Ministry is the process by which a people engage in the experience and expression of the love of God and neighbor.  “In the language of Christianity love of God and neighbor is both ‘law’ and ‘gospel’; it is both the requirement laid on us by the Determiner of all things and the gift given, albeit in incompleteness, by the self-giving of the Beloved.  It is the demand inscribed into infinitely aspiring human nature by the Creator; its perversion in idolatry, hostility and self-centeredness is the heart of human tragedy.  Love of God and neighbor is the gift given through Jesus Christ by the demonstration in incarnation, words, deeds, death and resurrection that God is love—a demonstration we but poorly apprehend yet sufficiently discern to be moved to some faltering response of reciprocal love.  The purpose of the gospel is not simply that we should believe in the love of God; it is that we should ourselves love God and to recognize that the love of God and the love of neighbor are inseparably related.
We are always in danger of speaking of God without reference to those God loves, those who, in turn, love God.  We are always in danger of speaking about religion or love of God as something other than ethics or the love of neighbor. “

Well, back to the arguing ants on the log – I’m fairly certain their arguments aren’t about how to better love their fellow ants, or how to celebrate the upcoming tumble over the waterfall’s edge.  The ants aren’t working out the details of best funeral practices or the emotional need to say farewell to those ants still on shore. 

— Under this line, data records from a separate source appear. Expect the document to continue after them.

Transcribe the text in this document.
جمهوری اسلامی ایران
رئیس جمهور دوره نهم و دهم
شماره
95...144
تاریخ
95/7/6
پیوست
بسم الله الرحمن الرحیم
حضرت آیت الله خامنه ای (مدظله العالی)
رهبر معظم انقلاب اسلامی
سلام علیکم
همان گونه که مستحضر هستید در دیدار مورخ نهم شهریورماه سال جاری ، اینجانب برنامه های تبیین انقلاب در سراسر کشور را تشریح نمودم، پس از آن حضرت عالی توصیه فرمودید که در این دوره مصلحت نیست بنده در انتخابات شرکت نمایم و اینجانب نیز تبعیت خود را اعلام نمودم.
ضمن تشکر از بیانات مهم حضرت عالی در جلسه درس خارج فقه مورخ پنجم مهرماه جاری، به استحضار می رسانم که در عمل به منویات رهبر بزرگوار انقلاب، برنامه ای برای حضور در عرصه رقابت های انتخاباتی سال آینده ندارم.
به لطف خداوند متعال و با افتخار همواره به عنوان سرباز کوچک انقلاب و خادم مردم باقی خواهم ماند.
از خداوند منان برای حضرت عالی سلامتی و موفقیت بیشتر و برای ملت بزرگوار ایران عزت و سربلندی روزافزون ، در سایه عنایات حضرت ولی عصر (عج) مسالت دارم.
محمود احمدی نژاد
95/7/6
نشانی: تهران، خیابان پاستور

By the time Jesus turned his face toward Jerusalem, he had come to realize that loving his neighbors – the lepers, outcasts, Gentiles, Samaritans, adulterers, tax-collectors, the demon-possessed, the rich young rulers, the bleeding women, the obtuse, impulsive, and skeptical – loving all these was going to require confronting those powers that kept them oppressed, exploited their ignorance, and ruled them with fear.  Loving God was easy for Jesus.  Loving all those sheep, while not as easy, was still within the realm of possible.  After all, pity can feel a lot like love.  But Jesus turned his face to Jerusalem when he could clearly see that loving God and all those sheep was not about pity.  Rather, love required direct action against the builders of the electric fence, the owners of the pasture, and the government that kept the whole system in place and running smoothly.  And I’ll tell you, once you see that, once you realize that love isn’t so much an emotion as it is a way of living, it’s really difficult to love God without doing something to change the way those God loves are being treated.

By the time Jesus turned his face to Jerusalem, he had narrowed his purpose down to one.  If we were to think of the purpose of the church and its ministry as that same one purpose Jesus embraced, I wonder what our church would look like.  How would we act?  What would we do?  That’s what I’ve been thinking about lately.  Amen.